I think with the experience I have of more than ten years doing this kind of work, I've realized that publicity is not the be-all-end-all of a book. I am one part of a much larger publishing apparatus that's going to determine a book’s success.
It’s also not always the case that sales are the benchmark for success, especially for first-time authors. If you're establishing a career as an author, I don't want to imply that your publisher’s perspective is going to be as cut and dry as just selling X number of copies. There are other things, from the publicist perspective, that have to do with establishing an author's identity and their credentials. I am thrilled to work with a debut author who gets a broad swath of positive coverage, even if the book doesn't sell particularly well, because I think there's an understanding that debuts are a really, really challenging retail project, and it's not always going to be a matter of making that first book work immediately. Many authors need multiple opportunities to find the right audience at the right time.
An author has to decide for themselves what that benchmark, what that metric, what that rubric looks like. No one is going to be able to validate them other than themselves. What will hopefully be sorted by an incredibly supportive publishing team is getting an author to the result they've articulated as their vision for how the book should get published. But the author is the only person who can ultimately decide for themselves whether or not it was successful. And maybe that means the author writing the book that they knew that they could write, and then leaving the rest of it to the publisher’s expertise. If that is the benchmark that they want to use, I think that's totally valid.
Are you six months (or less) out from your book’s publication and you haven’t heard who is assigned to publicize your book? Don’t panic, but kindly ask your agent if they can set up a meeting with your publicity team.
This is also a helpful way to think about your own book when you are querying agents.
Let’s say your publicist isn’t as thorough as Michael. Use some of his strategies to research media who might be interested and (collegially, respectfully) run them up the flagpole with your publicist.

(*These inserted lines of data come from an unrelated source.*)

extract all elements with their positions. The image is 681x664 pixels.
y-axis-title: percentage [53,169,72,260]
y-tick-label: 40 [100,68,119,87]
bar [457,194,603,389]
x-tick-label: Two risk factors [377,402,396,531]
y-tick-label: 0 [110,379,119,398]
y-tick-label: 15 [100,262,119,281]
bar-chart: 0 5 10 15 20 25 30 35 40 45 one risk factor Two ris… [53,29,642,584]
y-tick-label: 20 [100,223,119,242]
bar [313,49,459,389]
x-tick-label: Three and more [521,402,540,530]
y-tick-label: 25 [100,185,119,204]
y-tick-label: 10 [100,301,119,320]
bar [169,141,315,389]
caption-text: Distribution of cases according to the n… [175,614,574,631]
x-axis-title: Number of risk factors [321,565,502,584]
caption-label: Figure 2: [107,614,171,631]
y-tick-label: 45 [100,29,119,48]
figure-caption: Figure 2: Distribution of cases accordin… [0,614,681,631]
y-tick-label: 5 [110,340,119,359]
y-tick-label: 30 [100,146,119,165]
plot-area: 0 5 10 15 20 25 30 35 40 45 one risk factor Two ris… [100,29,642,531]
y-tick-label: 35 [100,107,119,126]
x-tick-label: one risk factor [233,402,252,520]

About a year before your book is scheduled to publish, your publisher will send you an author questionnaire (usually abbreviated as an “AQ”) asking you to summarize your book in a few sentences, list any institutional and/or media relationships and share your thoughts on key markets and audiences for the book.
And this is the part you can control.
This interview was so helpful! Joanna Schroeder and I are filling out our author questionnaires for our book "TALK TO YOUR BOYS" this week (the book is due out in September) and will be meeting with the publicity team at our publisher, Workman, soon. Thank you for sharing this at just the right moment.
Terrifically interesting. As someone on the media side, I have tremendous respect and sympathy for the publicist’s task.